When I arrived that time, my son was still living in the same cute house in the centre of Cabrera, just steps away from my favourite fruit and vegetable market, and a slew of exotic little stores for me to browse away the mornings and afternoons, between a self-imposed schedule of classic momming, practically pro-bono work, and staying active. His two big puppies were my motivation for walking the nearby Malecon, getting my steps in accompanied by dazzling ocean views and feisty blowholes edged by green clifftops that Ziggy and Zoey loved to snuffle through. Other days, we’d head to the undeveloped cliffside development, where they would wander off the leash and always bounce back through the springy grass for a tasty snack or two.
It was hot as hell and despite being literal steps from the coast, the town house had little breeze, so it was a no-brainer when the opportunity arose to move to the foothills of Catalina, into what the sailing dude immediately dubbed the “Surf Shack”. With its Lucian-blue and white exterior, under-house liming spot, and huge walled garden with shady mango and wax apple trees, it was an undeniably cool Caribbean vibe. We settled in immediately and two German Shepherd puppy brothers were added to the clan within a week or two.
But Casa Azul, as we refer to it officially, is very much a bachelor pad, with an open plan layout and only one bathroom. We made it work from October through the first week of December 2020, when I left this dramatically gorgeous, authentically friendly paradise to pursue a new pandemic plan on the other side of that hypnotic, blue Atlantic Ocean. From the depths of my heart had come a driving urge to make the impending winter lockdown count by spending the horriblest months of any year in Belfast, Northern Ireland, helping my parents and hanging out with my ‘bubble’ that included two sisters’ families and sometimes my gorgeous daughter.
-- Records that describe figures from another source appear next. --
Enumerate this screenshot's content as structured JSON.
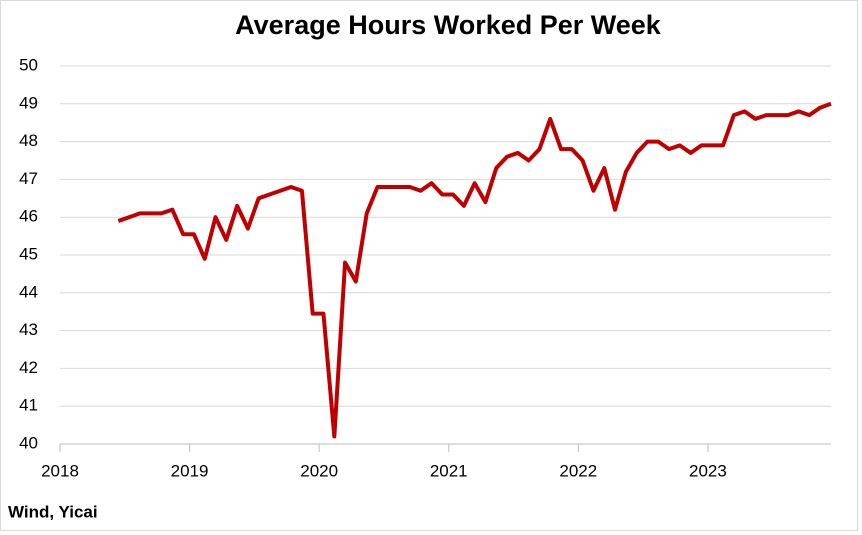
{
  "chart_data": {
    "type": "line",
    "title": "Average Hours Worked Per Week",
    "source": "Wind, Yicai",
    "x": [
      2018.45,
      2018.533,
      2018.617,
      2018.7,
      2018.783,
      2018.867,
      2018.95,
      2019.033,
      2019.117,
      2019.2,
      2019.283,
      2019.367,
      2019.45,
      2019.533,
      2019.617,
      2019.7,
      2019.783,
      2019.867,
      2019.95,
      2020.033,
      2020.117,
      2020.2,
      2020.283,
      2020.367,
      2020.45,
      2020.533,
      2020.617,
      2020.7,
      2020.783,
      2020.867,
      2020.95,
      2021.033,
      2021.117,
      2021.2,
      2021.283,
      2021.367,
      2021.45,
      2021.533,
      2021.617,
      2021.7,
      2021.783,
      2021.867,
      2021.95,
      2022.033,
      2022.117,
      2022.2,
      2022.283,
      2022.367,
      2022.45,
      2022.533,
      2022.617,
      2022.7,
      2022.783,
      2022.867,
      2022.95,
      2023.033,
      2023.117,
      2023.2,
      2023.283,
      2023.367,
      2023.45,
      2023.533,
      2023.617,
      2023.7,
      2023.783,
      2023.867,
      2023.95
    ],
    "series": [
      {
        "color": "#c00000",
        "values": [
          45.9,
          46.0,
          46.1,
          46.1,
          46.1,
          46.2,
          45.55,
          45.55,
          44.9,
          46.0,
          45.4,
          46.3,
          45.7,
          46.5,
          46.6,
          46.7,
          46.8,
          46.7,
          43.45,
          43.45,
          40.2,
          44.8,
          44.3,
          46.1,
          46.8,
          46.8,
          46.8,
          46.8,
          46.7,
          46.9,
          46.6,
          46.6,
          46.3,
          46.9,
          46.4,
          47.3,
          47.6,
          47.7,
          47.5,
          47.8,
          48.6,
          47.8,
          47.8,
          47.5,
          46.7,
          47.3,
          46.2,
          47.2,
          47.7,
          48.0,
          48.0,
          47.8,
          47.9,
          47.7,
          47.9,
          47.9,
          47.9,
          48.7,
          48.8,
          48.6,
          48.7,
          48.7,
          48.7,
          48.8,
          48.7,
          48.9,
          49.0
        ]
      }
    ],
    "xlim": [
      2018,
      2023.95
    ],
    "xticks": [
      2018,
      2019,
      2020,
      2021,
      2022,
      2023
    ],
    "ylim": [
      40,
      50
    ],
    "yticks": [
      40,
      41,
      42,
      43,
      44,
      45,
      46,
      47,
      48,
      49,
      50
    ],
    "grid": true
  }
}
En route to the pendulous skies and below-zero wind chill of my homeland, I spent two nights in Miami visiting a beloved friend whose cancer diagnosis had also made me question the fairness of the Universe. In October, the most Lucian man I ever met had been urgently flown out for medical attention and had spent the next two months inside a Florida hospital battling one obstacle after another. After two short days and several precious hours of heart-wrenching conversation, I hugged his tall, bony frame as if my life depended on it, and took the train back to MIA on December 8, 2020, to whatever the next chapter of my pandemic travels would conjure up.